The Bureau of Land Management (BLM) has gone ahead and approved the Blythe Mesa Solar project in California. The 485-megawatt photovoltaic, facility will be built in Riverside County and will produce enough energy to power more than 145,000 homes, as part of a plan to reduce carbon dioxide emissions and create jobs. It is the 57th project approved by the dept. of the Interior since 2009, and is one of the largest solar energy projects approved by the BLM to date. Of the 57 projects, 34 are solar, 11 are wind and 12 geothermal. 13 of these are already functioning. All told the projects are supposed to create over 26,000 jobs, and produce 15,000 megawatts of electricity. Enough electricity will be produced to power 5 million homes.

The Blythe mesa project will be constructed on private land under the jurisdiction of the city of Blythe and the county of Riverside. It will connect with the Colorado Substation in the county. The worlds largest solar project, the Desert Sunlight, in the town of Desert Center, Calif., in Riverside County, opened in February of 2015, near Joshua Tree National Park. The 550-megawatt facility is expected to generate enough electricity to power 160,000 average sized homes. Desert Sunlight received a $1.5 billion federal loan for the project. The Department of Energy said that they expect to make a $5 to $6 billion profit from the program

Desert Sunlight is the world’s largest solar power plant. Second is the Topaz solar project in San Luis Obispo County, Ca. also has a capacity of 550 megawatts. But the desert has more sunlight than San Luis Obispo County, so Desert Sunlight is expected to generate more electricity than Topaz. Power generated from the Desert Sunlight plant will go to Southern California Edison and Pacific Gas & Electric Co.

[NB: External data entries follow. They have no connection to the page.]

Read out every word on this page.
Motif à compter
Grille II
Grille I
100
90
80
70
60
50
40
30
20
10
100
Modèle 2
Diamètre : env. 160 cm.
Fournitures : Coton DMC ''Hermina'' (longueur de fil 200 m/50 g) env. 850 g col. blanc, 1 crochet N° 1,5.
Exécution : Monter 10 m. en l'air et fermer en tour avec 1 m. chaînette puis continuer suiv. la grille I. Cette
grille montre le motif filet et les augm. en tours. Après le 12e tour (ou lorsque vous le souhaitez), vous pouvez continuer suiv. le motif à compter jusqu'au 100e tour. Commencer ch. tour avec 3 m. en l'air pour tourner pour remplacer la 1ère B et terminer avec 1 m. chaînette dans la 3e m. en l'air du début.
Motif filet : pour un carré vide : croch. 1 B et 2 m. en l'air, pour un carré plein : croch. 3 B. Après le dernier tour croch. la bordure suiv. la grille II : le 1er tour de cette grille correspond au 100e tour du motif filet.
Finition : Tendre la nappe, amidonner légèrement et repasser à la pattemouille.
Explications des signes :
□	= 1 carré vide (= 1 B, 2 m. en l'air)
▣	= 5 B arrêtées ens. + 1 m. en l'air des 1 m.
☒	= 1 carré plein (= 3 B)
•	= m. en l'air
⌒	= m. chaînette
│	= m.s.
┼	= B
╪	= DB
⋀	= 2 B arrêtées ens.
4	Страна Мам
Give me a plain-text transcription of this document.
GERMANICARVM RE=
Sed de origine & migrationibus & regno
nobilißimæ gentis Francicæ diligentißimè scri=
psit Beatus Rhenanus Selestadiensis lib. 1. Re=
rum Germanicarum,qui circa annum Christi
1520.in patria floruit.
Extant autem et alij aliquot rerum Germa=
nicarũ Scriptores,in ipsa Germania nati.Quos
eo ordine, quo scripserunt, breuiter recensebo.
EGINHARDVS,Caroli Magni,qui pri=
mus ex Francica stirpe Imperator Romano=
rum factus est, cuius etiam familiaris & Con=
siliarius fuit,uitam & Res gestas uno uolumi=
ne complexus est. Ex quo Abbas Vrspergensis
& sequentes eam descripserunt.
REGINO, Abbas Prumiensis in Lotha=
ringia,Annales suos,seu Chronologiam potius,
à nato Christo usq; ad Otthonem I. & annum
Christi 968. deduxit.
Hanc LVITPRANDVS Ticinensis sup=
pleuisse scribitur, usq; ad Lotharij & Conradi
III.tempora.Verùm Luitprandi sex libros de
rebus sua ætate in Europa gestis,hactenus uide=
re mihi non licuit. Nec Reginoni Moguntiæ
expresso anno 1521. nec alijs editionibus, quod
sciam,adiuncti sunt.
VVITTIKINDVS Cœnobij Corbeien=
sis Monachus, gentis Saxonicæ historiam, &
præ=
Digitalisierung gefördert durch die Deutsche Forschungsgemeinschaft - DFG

The Riverside County Board of Supervisors approved permits for the McCoy Solar Energy, a subsidiary of NextEra Energy Resources Project. The first since the enactment of the county’s solar power plant policy. This policy requires developers of projects over 20 megawatts to pay the county $150 per acre. This figure will be adjusted to inflation.

The first phase of the 750-megawatt photovoltaic project could bring the County of Riverside as much as $14 million over the next 30 years and the project’s sales and user taxes will be allocated to the county. This amount would increase substantially depending on when the second phase is built. The total solar power plant net acreage is expected to be 4,442 acres. The project will be built on Bureau of Land Management land approximately 13 miles northwest of Blythe.  The first phase of the project, began construction in late 2014. The project would employ approximately 341 construction workers over a 4-year period and close to 600 workers at the peak of construction. Once opened, it will employ about 20 full-time employees.